In creating our Boucher Family Binder, I dedicated a section to "Household Management." In a previous blog post, I mentioned that this is the place where I keep anything and everything related to the running of our home. I can't even begin to tell you what a difference these checklists are making in reducing my stress level. I've always been a list maker. Seeing what I have to do and when I need to do it forces me to be more productive.
When I was still teaching full-time, I was always running around like a chicken with my head cut off. I'd go from school to home, eat dinner amid my schoolwork, convince myself that I was at a stopping point, maybe watch a show, and get to bed around midnight or later. Housework was always relegated to the weekends, but it seemed to get postponed as we found more exciting things to do than dust or deep-clean the kitchen.
When I transitioned to staying at home, I was overwhelmed with the time freed up for the housework (or at least the outside perception that I had all of this "free time" to create domestic perfection). I had no idea where to begin. Finally, two years into this stay-at-home gig, I'm figuring out that I need "do it" lists--very specific "do it" lists: daily, weekly, monthly, and seasonal "do it" lists. I know this is silly, but I call them "do it" lists rather than "to do" lists so that it sounds like I have more of a commitment to actually do the things I write down.
First, I have my Daily Do It List for keeping straight the logistics of my day.
This is where I relegate my daily mind clutter. Before I go to bed each night, I write down any appointments or places I need to go ("go"), important or out of the ordinary tasks I need to accomplish ("do"), items I need to purchase ("buy"), people I need to call or somehow contact ("call"), and what we're having for dinner that night so that I keep the prep time in mind when I create that day's schedule ("cook"). Putting it all on paper before the day begins helps me to go to bed without obsessing over all that I need to accomplish the following day. I used to go to bed with all kinds of mind clutter and keep myself up at night, thinking about all of the things I needed to do, go to, buy, cook, or people I needed to call/e-mail. Now, I figure all of that out before bed, put it on my Daily Do It List, and go to bed without the mind clutter.
WARNING: Before you read on, please keep in mind that everyone's definition of clean is different. You must decide what is a healthy balance of safe (especially in the kitchen and bathroom) and manageable for your schedule and priorities. You might look at my lists and think, "Is she crazy?! Why does she vacuum that much?!" On the other hand, you might look at my lists and think, "Gross! She only vacuums under furniture once a month!" The following lists are what works for me (as of now!), and they might be too lax or strict for your style. Pick and choose what'll work for you!
Now, enter the Daily Cleaning Schedule. This is the list of the bare bones things I do everyday to keep the house functioning.
I committed myself to doing these things each day to make them habit if they weren't already. Wiping down the kitchen sink and bathroom sinks, tubs, and shower walls after each use is taking a huge chunk of time out of my deep cleaning routine. Some call it crazy, I call it working smart, not hard.

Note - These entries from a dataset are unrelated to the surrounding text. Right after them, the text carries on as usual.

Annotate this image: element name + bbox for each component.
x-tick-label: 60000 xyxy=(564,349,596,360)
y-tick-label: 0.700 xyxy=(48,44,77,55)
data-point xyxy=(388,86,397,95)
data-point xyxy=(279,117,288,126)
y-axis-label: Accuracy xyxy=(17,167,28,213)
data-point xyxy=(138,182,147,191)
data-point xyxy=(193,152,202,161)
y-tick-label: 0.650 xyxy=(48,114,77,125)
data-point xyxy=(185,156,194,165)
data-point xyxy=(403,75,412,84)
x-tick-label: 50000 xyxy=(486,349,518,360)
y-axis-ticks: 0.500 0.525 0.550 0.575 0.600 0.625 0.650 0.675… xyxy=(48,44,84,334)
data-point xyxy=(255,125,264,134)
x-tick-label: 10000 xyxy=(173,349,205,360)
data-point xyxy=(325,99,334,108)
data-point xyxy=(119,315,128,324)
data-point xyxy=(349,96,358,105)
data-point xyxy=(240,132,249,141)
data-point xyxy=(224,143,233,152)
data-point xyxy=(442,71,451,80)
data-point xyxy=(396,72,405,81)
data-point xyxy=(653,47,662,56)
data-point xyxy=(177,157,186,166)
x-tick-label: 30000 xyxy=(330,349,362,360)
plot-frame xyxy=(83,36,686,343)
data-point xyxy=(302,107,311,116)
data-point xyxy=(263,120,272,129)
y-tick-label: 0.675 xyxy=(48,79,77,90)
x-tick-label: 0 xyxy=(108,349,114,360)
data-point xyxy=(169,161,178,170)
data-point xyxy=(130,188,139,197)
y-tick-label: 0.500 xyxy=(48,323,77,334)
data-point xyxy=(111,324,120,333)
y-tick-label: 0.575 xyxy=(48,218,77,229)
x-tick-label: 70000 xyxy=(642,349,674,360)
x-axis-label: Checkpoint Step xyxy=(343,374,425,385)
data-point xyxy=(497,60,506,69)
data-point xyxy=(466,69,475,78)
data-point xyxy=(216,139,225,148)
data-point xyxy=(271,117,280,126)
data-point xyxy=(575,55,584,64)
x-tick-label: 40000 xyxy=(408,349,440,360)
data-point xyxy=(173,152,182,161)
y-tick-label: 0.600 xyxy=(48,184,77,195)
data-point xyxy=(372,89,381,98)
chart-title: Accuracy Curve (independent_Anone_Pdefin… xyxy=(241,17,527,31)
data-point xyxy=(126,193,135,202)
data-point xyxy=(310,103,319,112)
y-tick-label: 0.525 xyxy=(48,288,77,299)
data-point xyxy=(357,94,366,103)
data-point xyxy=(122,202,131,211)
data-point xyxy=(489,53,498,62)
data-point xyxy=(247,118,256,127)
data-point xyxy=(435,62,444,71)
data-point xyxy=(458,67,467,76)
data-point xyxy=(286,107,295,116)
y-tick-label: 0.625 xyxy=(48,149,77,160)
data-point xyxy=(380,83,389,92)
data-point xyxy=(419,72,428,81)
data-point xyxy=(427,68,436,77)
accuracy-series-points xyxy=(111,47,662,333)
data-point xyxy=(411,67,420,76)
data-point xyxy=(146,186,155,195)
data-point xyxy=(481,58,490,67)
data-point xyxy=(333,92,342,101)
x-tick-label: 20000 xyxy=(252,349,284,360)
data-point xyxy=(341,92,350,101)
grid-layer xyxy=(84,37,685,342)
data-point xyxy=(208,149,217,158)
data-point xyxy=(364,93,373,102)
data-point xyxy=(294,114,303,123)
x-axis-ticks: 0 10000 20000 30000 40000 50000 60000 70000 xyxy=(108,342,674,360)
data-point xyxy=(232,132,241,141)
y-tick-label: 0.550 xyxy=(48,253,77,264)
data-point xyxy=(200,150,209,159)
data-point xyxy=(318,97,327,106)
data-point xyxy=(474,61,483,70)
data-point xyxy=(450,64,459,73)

Then, I have my Weekly Cleaning Schedule.
The goal of my weekly cleaning schedule is two-fold:
- No more playing "catch up" or panic with unexpected visitors
- Having specific days for household tasks holds me more accountable to actually doing them. This ultimately means I get to spend more time doing what matters.
- I have a new rule that it all will and must wait on Sundays. Can I tell you how much more our family loves Sundays now?
After listing all of the things I want to accomplish each week, I considered what our family's schedule looks like each day. I considered what my motivation level looks like on various days of the week, what items require more time or attention, and in what order I will be most likely to accomplish these items. I tried creating a weekly schedule before, but it wasn't nearly this detailed or accurate in terms of what I'd actually do. If something unexpected comes up like a last-minute playdate or a sick kiddo, I let myself off the hook when I need to and reassign items that don't get accomplished to other days. I tell myself that the goal is to teach my children by example that it is important to care for home and family through cleaning and cooking and everything else, but that it's equally important to spend time with one another and having fun. True to how I've always been, I'm much busier these days trying to keep up with my cleaning schedule, but I end up having much more quality time with my children and Philip because everything that needs to get done is actually getting done.
Next, I have my Monthly Cleaning Schedule.
As you might have guessed, these are the things that only need to be done once a month. Quick tip: Work with your microwave to clean it. Put half of a lemon in a microwave safe bowl full of water, and let it run for five minutes. When done, wipe down the inside of the microwave walls with the steam. ¡Voila!
Finally, I made a Seasonal Checklist of the chores that need to be done each of the four seasons.
That's it! These lists are keeping my home clean. I hope they help you and your home. Work smart, not hard, and spend more time doing the things you love with the people you love!